Orbital hybridization — the stork

In Grade 11 chemistry, I teach atomic orbitals as part of a bigger lesson on electron configuration. This is super great — students gain insight into why the periodic table looks like it does: s-block, p-block, d-block, f-block.1 Good stuff, since it layers beautifully on Mendeleev’s empirically-based periodic table. In AP Chemistry, I toss ’em a lesson on Quantum Numbers,2 which ices the cake. We go on to review Lewis structures, work through the formal charge concept and resonance, eventually landing in VSEPR-land.

This is all fabulous, but on closer inspection, the atomic orbitals that we know and love — and devoted time to studying — do not mesh with VSEPR Theory. Atomic orbitals alone do not account for the bond angles in real molecules as predicted by VSEPR. Traditionally, this is why we have taught orbital hybridization — to reconcile atomic orbitals with molecular shape. This concept, proposed by Linus Pauling,3 makes a heckuva lot of sense. Students may find it a little weird at first, but once explained, they learn its value. Further, it allows us to understand that all bonds — σ and π — are not equal, which pays dividends in the study of organic chemistry.

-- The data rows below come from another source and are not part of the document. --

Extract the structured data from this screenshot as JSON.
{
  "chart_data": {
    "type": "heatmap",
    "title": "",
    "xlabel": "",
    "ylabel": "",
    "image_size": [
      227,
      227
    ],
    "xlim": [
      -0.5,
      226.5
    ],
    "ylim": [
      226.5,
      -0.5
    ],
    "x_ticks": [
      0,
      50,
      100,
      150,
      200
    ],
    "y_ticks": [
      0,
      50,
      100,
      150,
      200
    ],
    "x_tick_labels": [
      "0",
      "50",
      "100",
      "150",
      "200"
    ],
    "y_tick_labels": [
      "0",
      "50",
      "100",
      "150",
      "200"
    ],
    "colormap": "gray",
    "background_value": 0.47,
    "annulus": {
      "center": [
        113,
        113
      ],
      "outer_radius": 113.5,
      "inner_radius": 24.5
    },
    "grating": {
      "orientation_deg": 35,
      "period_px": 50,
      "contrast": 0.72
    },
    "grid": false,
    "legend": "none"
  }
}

But if you dig into the literature, there are problems with the hybridization model.4 The calculated non-equivalence of the lone pairs of electrons on the water molecule and the non-involvement of d-orbitals in hyper-valent compounds are two examples.5 To this end, recent articles urge teachers not to instruct the traditional hybridization model.6

But I do it anyway.

Chemistry, even at the high school level, can be complicated: one size does not fit all. A model such as orbital hybridization has its good points and its shortcomings. My students understand the advantages of orbital hybridization while realizing that it isn’t the final word. Those who proceed to more advanced courses will gain a deeper understanding of chemical bonding.

The orbital hybridization model explains a great deal in a manner that teenaged minds can comprehend. We’re teaching high school students, not chemistry undergraduates. We teach this for the same reason that a mother may tell her child that babies are delivered by the stork or that they “come from mommy’s tummy”, it’s a decent yet imperfect explanation that a youngster can wrap his head around.

Sometimes we walk a fine line: we need to explain things the best way we can. But the explanation has gotta “sell”.


  1. Sounds like a prison for chemists. Think “Heisenberg”.
  2. Recently removed from the AP curriculum, but I teach it.
  3. L. Pauling, Journal of the American Chemical Society, 53 (4),1367–1400, 1931.
  4. See for example https://en.wikipedia.org/wiki/Orbital_hybridisation.
  5. J.M. Galbraith, Journal of Chemical Education, 84, 5–8, 2007.
  6. A. Grushow, Journal of Chemical Education, 88, 860–862, 2011.